Indivjal Dhasmana New Delhi

The Deepak Parekh committee on infrastructure has suggested removing a cap on Foreign Direct Investment in the telecom sector and removing regulatory uncertainties in allocating, sharing of spectrum distributed in the past. Currently, there is a cap of 74% in telecom services.

The committee, which tabled its interim report to Prime Minister Manmohan Singh, also wanted the government to address taxation issues such as the General Anti Avoidance Rules as well as other concerns relating to land acquisition and environment.

"Overarching impediments such as delays in land acquisition and environmental clearances, taxation/GAAR related issues and regulatory uncertainties need to be addressed urgently,” the committee said.

 

The proposal to introduce regulatory reforms through an overarching legislation also needs to be implemented. In the absence of these measures, not only will future investments be constrained even the existing investments may be at risk in some cases, it added.

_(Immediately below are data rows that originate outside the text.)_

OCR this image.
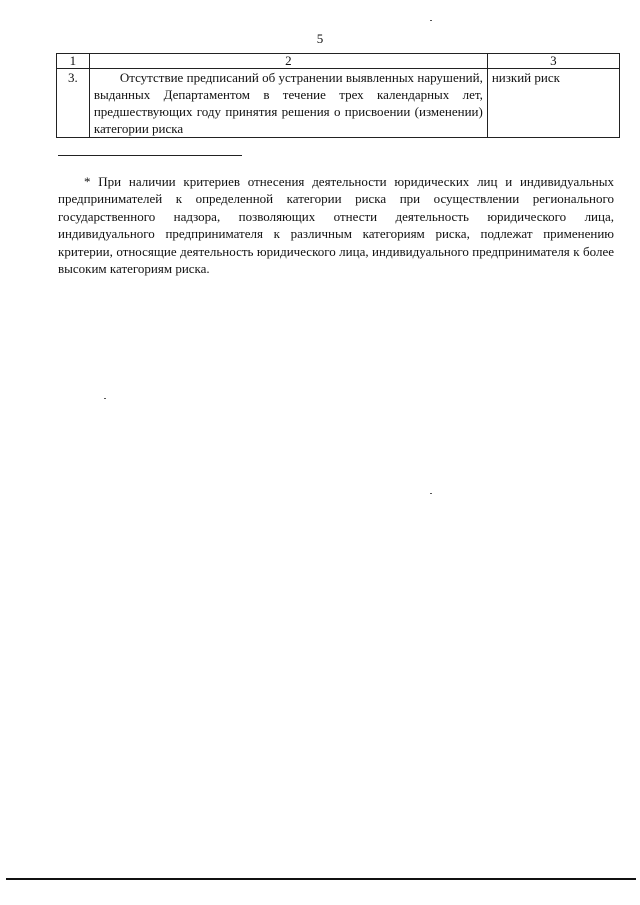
5
1	2	3
3.	Отсутствие предписаний об устранении выявленных нарушений, выданных Департаментом в течение трех календарных лет, предшествующих году принятия решения о присвоении (изменении) категории риска	низкий риск
* При наличии критериев отнесения деятельности юридических лиц и индивидуальных предпринимателей к определенной категории риска при осуществлении регионального государственного надзора, позволяющих отнести деятельность юридического лица, индивидуального предпринимателя к различным категориям риска, подлежат применению критерии, относящие деятельность юридического лица, индивидуального предпринимателя к более высоким категориям риска.
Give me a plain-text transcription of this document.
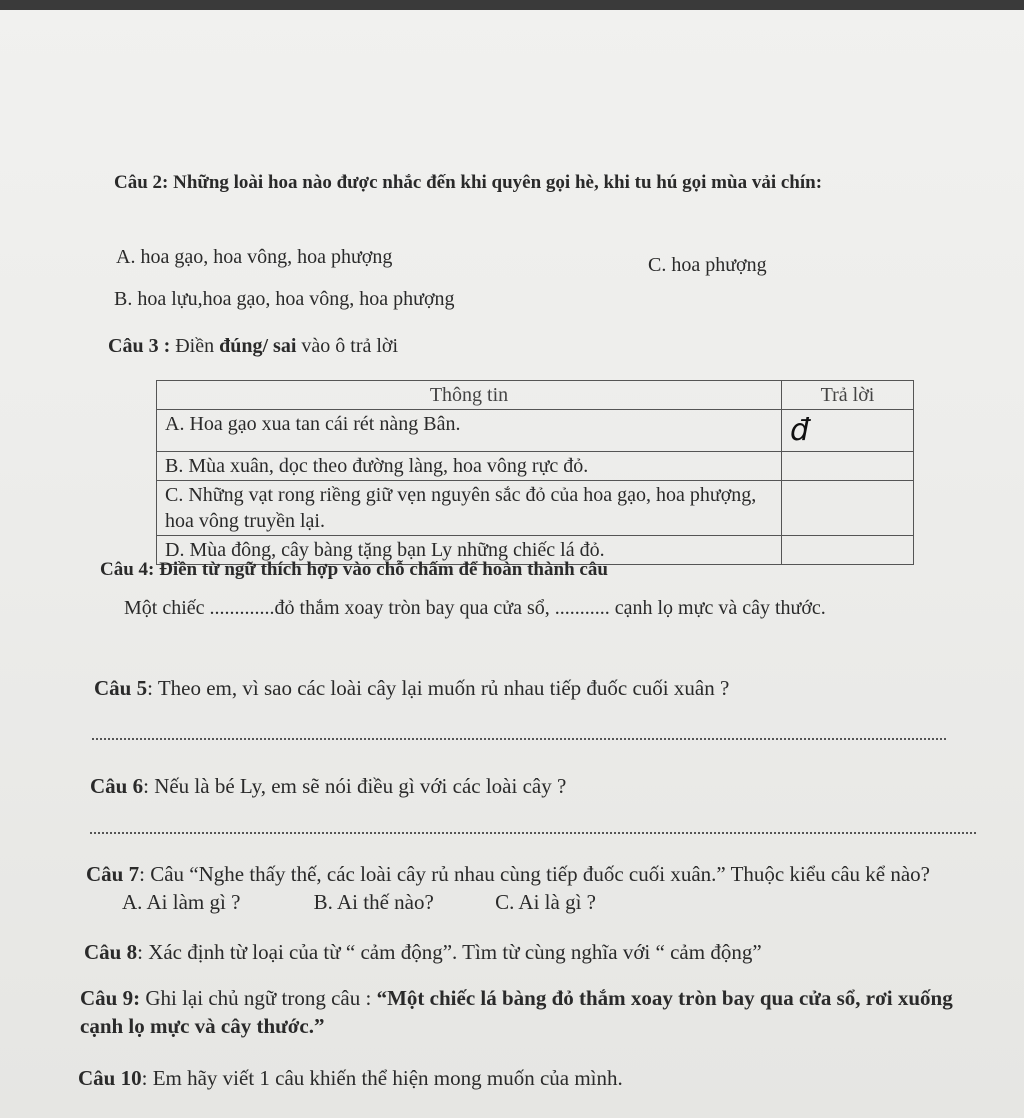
Câu 2: Những loài hoa nào được nhắc đến khi quyên gọi hè, khi tu hú gọi mùa vải chín:
A. hoa gạo, hoa vông, hoa phượng	C. hoa phượng
B. hoa lựu,hoa gạo, hoa vông, hoa phượng
Câu 3 : Điền đúng/ sai vào ô trả lời
Thông tin	Trả lời
A. Hoa gạo xua tan cái rét nàng Bân.	đ
B. Mùa xuân, dọc theo đường làng, hoa vông rực đỏ.	
C. Những vạt rong riềng giữ vẹn nguyên sắc đỏ của hoa gạo, hoa phượng, hoa vông truyền lại.	
D. Mùa đông, cây bàng tặng bạn Ly những chiếc lá đỏ.	
Câu 4: Điền từ ngữ thích hợp vào chỗ chấm để hoàn thành câu
Một chiếc .............đỏ thắm xoay tròn bay qua cửa sổ, ........... cạnh lọ mực và cây thước.
Câu 5: Theo em, vì sao các loài cây lại muốn rủ nhau tiếp đuốc cuối xuân ?
Câu 6: Nếu là bé Ly, em sẽ nói điều gì với các loài cây ?
Câu 7: Câu “Nghe thấy thế, các loài cây rủ nhau cùng tiếp đuốc cuối xuân.” Thuộc kiểu câu kể nào? A. Ai làm gì ?	B. Ai thế nào?	C. Ai là gì ?
Câu 8: Xác định từ loại của từ “ cảm động”. Tìm từ cùng nghĩa với “ cảm động”
Câu 9: Ghi lại chủ ngữ trong câu : “Một chiếc lá bàng đỏ thắm xoay tròn bay qua cửa sổ, rơi xuống cạnh lọ mực và cây thước.”
Câu 10: Em hãy viết 1 câu khiến thể hiện mong muốn của mình.
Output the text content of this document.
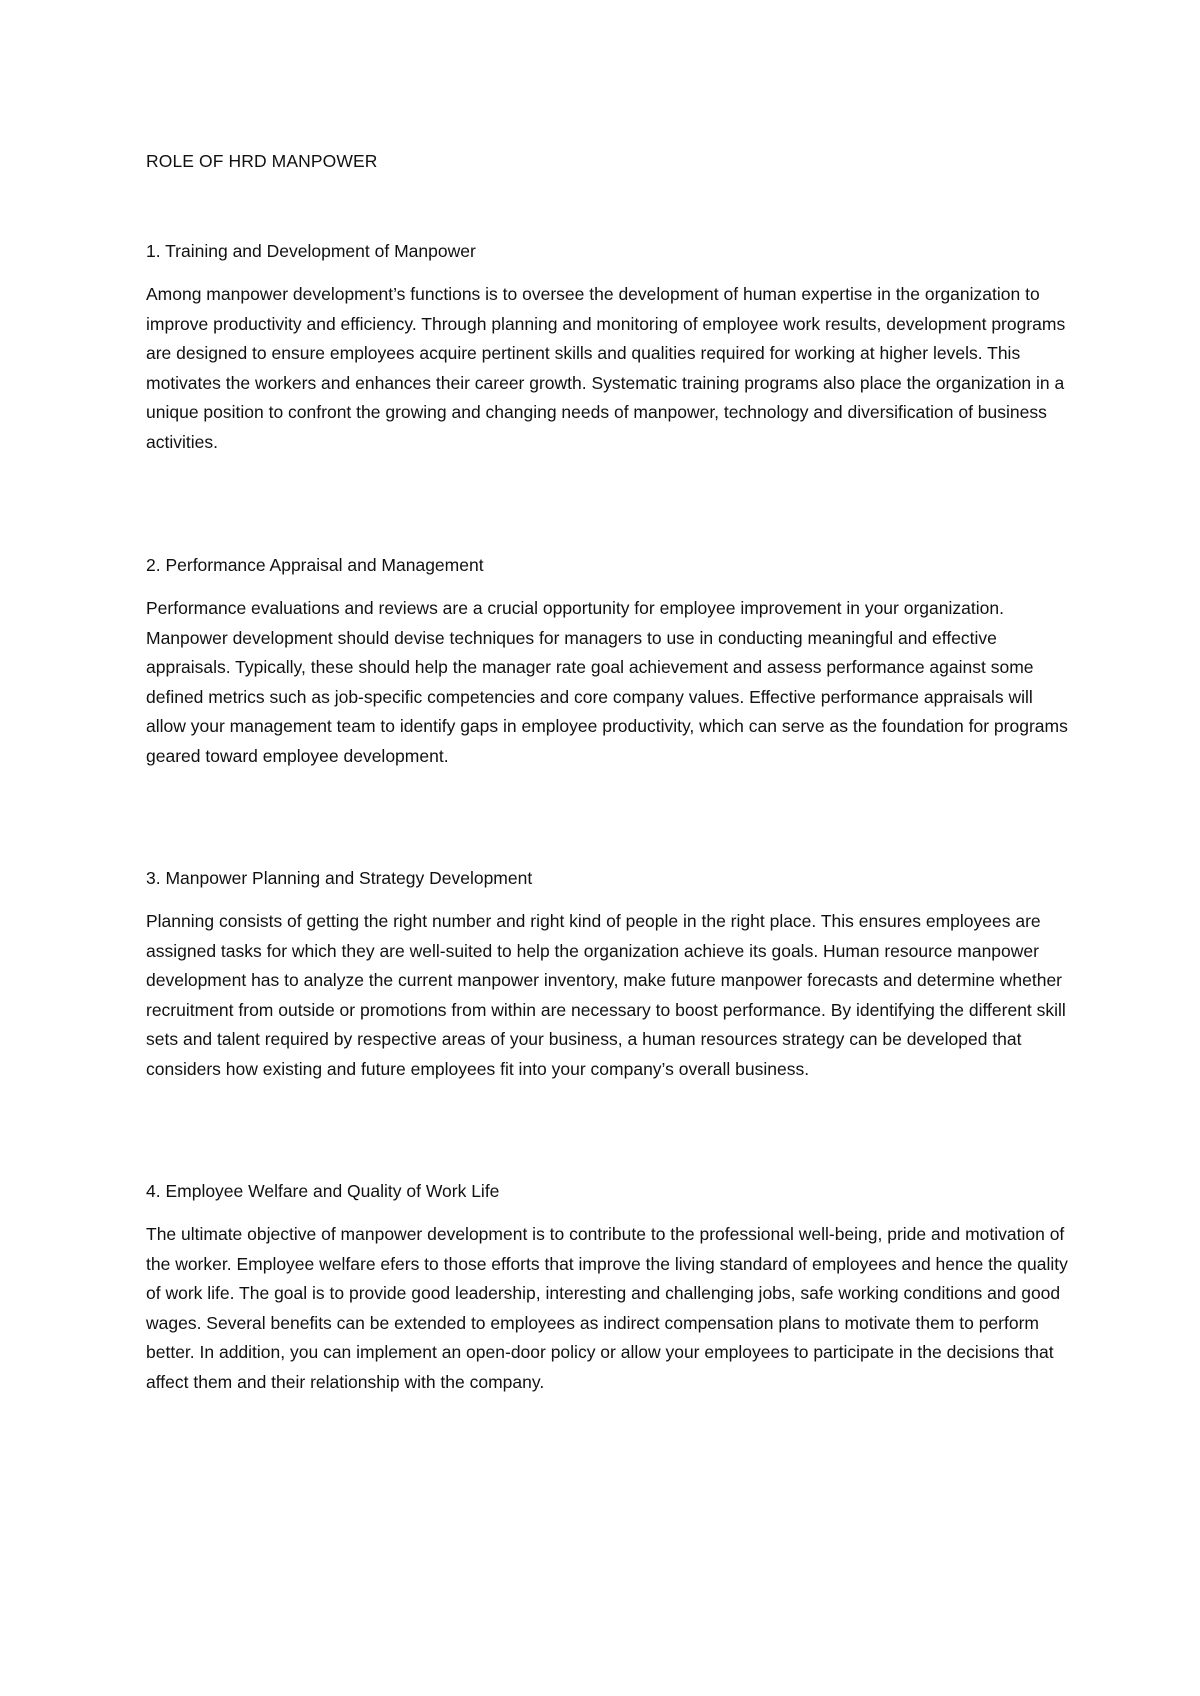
ROLE OF HRD MANPOWER
1. Training and Development of Manpower

Among manpower development’s functions is to oversee the development of human expertise in the organization to improve productivity and efficiency. Through planning and monitoring of employee work results, development programs are designed to ensure employees acquire pertinent skills and qualities required for working at higher levels. This motivates the workers and enhances their career growth. Systematic training programs also place the organization in a unique position to confront the growing and changing needs of manpower, technology and diversification of business activities.

2. Performance Appraisal and Management

Performance evaluations and reviews are a crucial opportunity for employee improvement in your organization. Manpower development should devise techniques for managers to use in conducting meaningful and effective appraisals. Typically, these should help the manager rate goal achievement and assess performance against some defined metrics such as job-specific competencies and core company values. Effective performance appraisals will allow your management team to identify gaps in employee productivity, which can serve as the foundation for programs geared toward employee development.

3. Manpower Planning and Strategy Development

Planning consists of getting the right number and right kind of people in the right place. This ensures employees are assigned tasks for which they are well-suited to help the organization achieve its goals. Human resource manpower development has to analyze the current manpower inventory, make future manpower forecasts and determine whether recruitment from outside or promotions from within are necessary to boost performance. By identifying the different skill sets and talent required by respective areas of your business, a human resources strategy can be developed that considers how existing and future employees fit into your company’s overall business.

4. Employee Welfare and Quality of Work Life

The ultimate objective of manpower development is to contribute to the professional well-being, pride and motivation of the worker. Employee welfare efers to those efforts that improve the living standard of employees and hence the quality of work life. The goal is to provide good leadership, interesting and challenging jobs, safe working conditions and good wages. Several benefits can be extended to employees as indirect compensation plans to motivate them to perform better. In addition, you can implement an open-door policy or allow your employees to participate in the decisions that affect them and their relationship with the company.
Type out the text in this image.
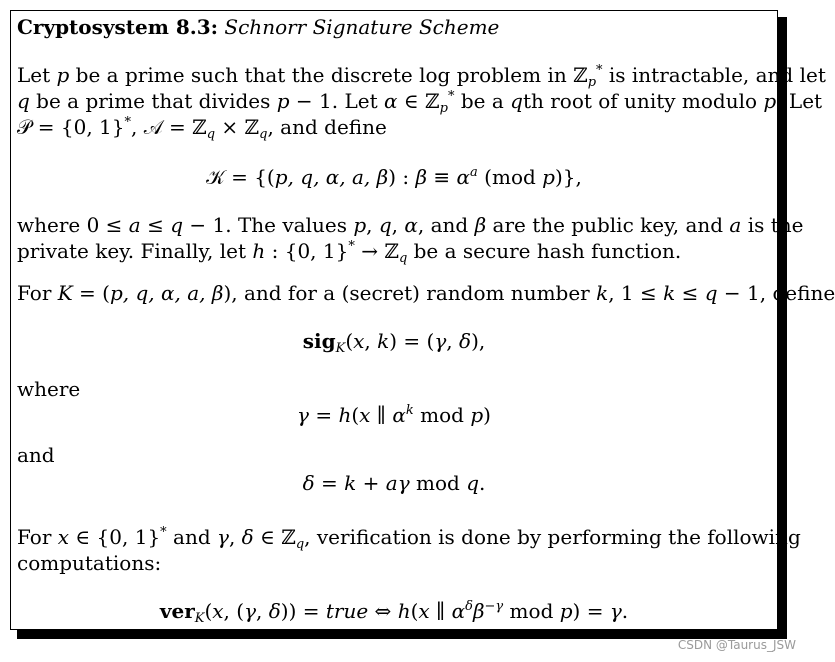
Cryptosystem 8.3: Schnorr Signature Scheme
Let p be a prime such that the discrete log problem in ℤ$_p$* is intractable, and let
q be a prime that divides p − 1. Let α ∈ ℤ$_p$* be a qth root of unity modulo p. Let
𝒫 = {0, 1}*, 𝒜 = ℤ$_q$ × ℤ$_q$, and define
𝒦 = {(p, q, α, a, β) : $\beta \equiv \alpha^a$ (mod p)},
where 0 ≤ a ≤ q − 1. The values p, q, α, and β are the public key, and a is the
private key. Finally, let h : {0, 1}* → ℤ$_q$ be a secure hash function.
For K = (p, q, α, a, β), and for a (secret) random number k, 1 ≤ k ≤ q − 1, define
sig$_K$(x, k) = (γ, δ),
where
γ = h(x ∥ $\alpha^k$ mod p)
and
δ = k + aγ mod q.
For x ∈ {0, 1}* and γ, δ ∈ ℤ$_q$, verification is done by performing the following
computations:
ver$_K$(x, (γ, δ)) = true ⇔ h(x ∥ $\alpha^\delta\beta^{-\gamma}$ mod p) = γ.
CSDN @Taurus_JSW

The Committee has identified a number of sector-specific issues constraining investment in infrastructure, especially private investment.
In doing so, the committee noted that the projected investment of about Rs 51 lakh crore cannot be taken for granted. On the contrary, it is likely to fall short significantly if a number of measures necessary for removing policy and implementation impediments are not taken within a short time frame.

The Planning Commission has set a target of $1 trillion (over Rs 50 lakh crore) investment in the infrastructure during 12th five year plan. Out of this 50% is expected to come from the private sector. The Committee feels acceptance and implementation of its suggestions may help the Government to attract this.

It suggested that for mobilizing the projected level of private capital, it would be necessary to pursue reforms in several directions. Sustainable pricing of commodities and services especially energy would be necessary. The policy and regulatory framework for ‘Public Private Partnership (PPP)’ would need to be reinforced, particularly in sectors such as Railways. The committee has also advocated for privatization and disinvestment.

According to the Committee, in making the investment projections for the 12th plan, Planning Commission has broadly indicated that budgetary allocation can be expected to increase by a compounded annual rate of about 9% in real terms. This would translate into 16% in nominal terms

However, the public sector undertakings could possibly raise comparatively larger resources through internal generation and market borrowings. After accounting for these projections of public investment, the remaining would have to be funded from private capital.

Key suggestions

Telecom

Increase FDI to 100%, remove regulatory uncertainties related to allocation, pricing and sharing of the spectrum allotted in the past

Power

Import coal through STC/MMTC or directly through power producers, set tariff at sustainable level

Railway

Rationalisation of passenger fare

Airports

Expedite award of greenfield airport in Navi Mumbai, Goa, Kannaur and Chandigarh in current year

Role of IIFCL

Guarantee operations to enable the flow of non-Bank long term credit for infra projects, especially insurance and pension funds.